An aerial view of the future Ismaili Center Houston indicates its 11-acre site near Buffalo Bayou and downtown.

Courtesy of Ismaili Council

A prime, vacant parcel near Houston’s Buffalo Bayou and sited just west of downtown is slated for the first Ismaili Center in the U.S., joining a series of six other such facilities operating around the world.

The 11-acre Houston tract, currently appraised at $30.3 million, was purchased in 2006 by the Aga Khan Foundation as the future site for the center. As mandated, its role is to be a place of peace, prayer, hope, humility and brotherhood, a project update says.

Long-planned, the Houston project recently entered the design phase following an international competition that netted London-based architect Farshid Moussavi in collaboration with Paul Westlake of DLR Group as architect of record and landscape architect Thomas L. Woltz of Nelson Byrd Woltz. NBW is also working on redevelopment of Houston’s Memorial Park and Rothko Chapel campus.

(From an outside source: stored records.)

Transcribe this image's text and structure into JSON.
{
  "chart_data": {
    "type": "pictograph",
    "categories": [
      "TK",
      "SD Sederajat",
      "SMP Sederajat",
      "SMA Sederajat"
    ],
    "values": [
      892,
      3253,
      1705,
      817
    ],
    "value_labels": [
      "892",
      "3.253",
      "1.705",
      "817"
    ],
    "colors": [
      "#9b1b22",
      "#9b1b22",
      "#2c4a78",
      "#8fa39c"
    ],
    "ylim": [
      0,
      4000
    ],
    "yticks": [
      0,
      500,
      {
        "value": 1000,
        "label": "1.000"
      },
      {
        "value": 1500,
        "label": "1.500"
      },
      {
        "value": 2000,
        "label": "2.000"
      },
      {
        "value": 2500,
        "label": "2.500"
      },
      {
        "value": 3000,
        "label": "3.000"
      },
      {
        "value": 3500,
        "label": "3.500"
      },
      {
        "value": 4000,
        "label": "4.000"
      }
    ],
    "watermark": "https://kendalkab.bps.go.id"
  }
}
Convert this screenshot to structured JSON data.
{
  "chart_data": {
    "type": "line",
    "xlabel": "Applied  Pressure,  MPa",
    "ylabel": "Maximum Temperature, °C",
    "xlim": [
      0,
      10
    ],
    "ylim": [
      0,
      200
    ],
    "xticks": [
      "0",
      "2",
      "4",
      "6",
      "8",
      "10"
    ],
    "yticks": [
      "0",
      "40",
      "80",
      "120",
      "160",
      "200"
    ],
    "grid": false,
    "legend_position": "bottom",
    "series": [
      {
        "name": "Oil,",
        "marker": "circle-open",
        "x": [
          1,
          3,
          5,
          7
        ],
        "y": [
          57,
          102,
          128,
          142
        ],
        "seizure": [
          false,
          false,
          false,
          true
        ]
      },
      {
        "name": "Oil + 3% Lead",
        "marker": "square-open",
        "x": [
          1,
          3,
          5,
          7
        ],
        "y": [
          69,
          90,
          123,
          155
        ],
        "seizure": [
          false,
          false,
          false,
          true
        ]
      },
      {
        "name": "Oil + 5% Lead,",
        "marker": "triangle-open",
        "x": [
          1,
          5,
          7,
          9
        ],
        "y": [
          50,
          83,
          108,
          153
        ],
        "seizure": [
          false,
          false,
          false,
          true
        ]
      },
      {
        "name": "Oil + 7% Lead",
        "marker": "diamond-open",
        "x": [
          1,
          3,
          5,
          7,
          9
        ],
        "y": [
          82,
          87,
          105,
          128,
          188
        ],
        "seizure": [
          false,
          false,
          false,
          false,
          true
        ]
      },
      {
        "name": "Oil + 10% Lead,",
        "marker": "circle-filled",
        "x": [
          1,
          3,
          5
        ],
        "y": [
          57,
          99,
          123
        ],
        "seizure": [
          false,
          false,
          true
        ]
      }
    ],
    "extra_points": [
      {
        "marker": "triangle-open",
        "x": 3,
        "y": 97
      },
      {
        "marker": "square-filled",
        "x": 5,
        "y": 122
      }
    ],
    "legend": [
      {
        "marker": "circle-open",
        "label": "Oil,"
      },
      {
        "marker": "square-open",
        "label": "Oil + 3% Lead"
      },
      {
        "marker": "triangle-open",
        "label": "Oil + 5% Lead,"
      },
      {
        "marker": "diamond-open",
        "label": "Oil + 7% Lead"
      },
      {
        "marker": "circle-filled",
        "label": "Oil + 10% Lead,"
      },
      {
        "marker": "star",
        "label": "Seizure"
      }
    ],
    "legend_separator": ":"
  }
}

Built over the past four decades, previously completed Ismaili centers are located in London, Vancouver, Toronto, Lisbon, Dubai and Dushanbe.

In Houston, plans for the campus include spaces for social and cultural gatherings, intellectual engagement and reflection, and spiritual contemplation for the diverse Ismaili community as well as the city’s multi-cultural one, thus “fostering an appreciation of pluralism,” the design team announcement says.

Although few project details have been released, the center in Houston is expected to include a Jamatkhana, which is a place for worship, with additional spaces to accommodate the center’s “ambassadorial” roles, meaning outreach, knowledge and fellowship between people of all faiths and walks of life.

A construction start has not been determined for the project, notes Omar Samji, a volunteer with the Ismaili Council in Houston.

The site slopes toward Buffalo Bayou, which has come out of its banks many times over the years, most recently during Hurricane Harvey.

While flooding from that 2017 storm did affect lower-elevations of the center’s site, Sanji says, it did not delay the project. Rather it provided useful data for planning flood management and mitigation and landscaping.